Auditors say corporation also missed goal to reduce proportion of senior managers to 1% of total workforce.
The number of BBC executives paid more than £150,000 a year has increased over a five-year period despite a commitment to make a substantial cut, Whitehall’s spending watchdog has said.
The National Audit Office found the number had risen from 89 in January 2012 to 98 in March 2016. The BBC had pledged to reduce the number by 20%. The prime minister, Theresa May, currently earns £150,402 a year.
Auditors also found the BBC had missed its target to reduce the proportion of senior managers to 1% of the total workforce by 2015. In December 2016 senior managers comprised 1.6% of the workforce.

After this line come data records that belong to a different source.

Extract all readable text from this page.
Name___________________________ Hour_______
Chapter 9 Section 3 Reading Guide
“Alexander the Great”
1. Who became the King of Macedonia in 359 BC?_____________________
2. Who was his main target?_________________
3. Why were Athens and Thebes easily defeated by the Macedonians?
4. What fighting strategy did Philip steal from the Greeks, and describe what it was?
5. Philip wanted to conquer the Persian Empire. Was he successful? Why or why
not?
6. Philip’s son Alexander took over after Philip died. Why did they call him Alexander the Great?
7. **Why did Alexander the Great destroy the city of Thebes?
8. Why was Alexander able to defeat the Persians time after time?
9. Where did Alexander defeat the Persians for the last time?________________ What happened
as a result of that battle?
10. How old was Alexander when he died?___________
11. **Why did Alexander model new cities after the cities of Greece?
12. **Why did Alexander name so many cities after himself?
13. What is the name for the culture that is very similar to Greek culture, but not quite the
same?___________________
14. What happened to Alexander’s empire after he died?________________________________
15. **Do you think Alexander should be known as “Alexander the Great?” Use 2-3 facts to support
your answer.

From 2010-11 to 2015-16 the BBC reduced the cost of its payroll workforce by 6% in real terms and the size of its payroll workforce by 4%.
Unions raised concerns that the broadcaster was cutting news-gathering and creative staff while maintaining the number of executives and managers. Staff numbers in the television division dropped by 22%, from 2,675 to 2,085, over the five-year period, the NAO figures show.
Sue Harris, the National Union of Journalists’ broadcasting organiser, said: “The NUJ, which has seen its members hit by wave upon wave of budget and job cuts, has long argued for the layers of management to be cut and resources concentrated on the frontline of programming and news gathering.
“This is all particularly worrying because of the disastrous licence fee deal agreed by the BBC, which includes funding free licence fees for the over-75s at a cost of £1.3bn over five years, then £750m each year.”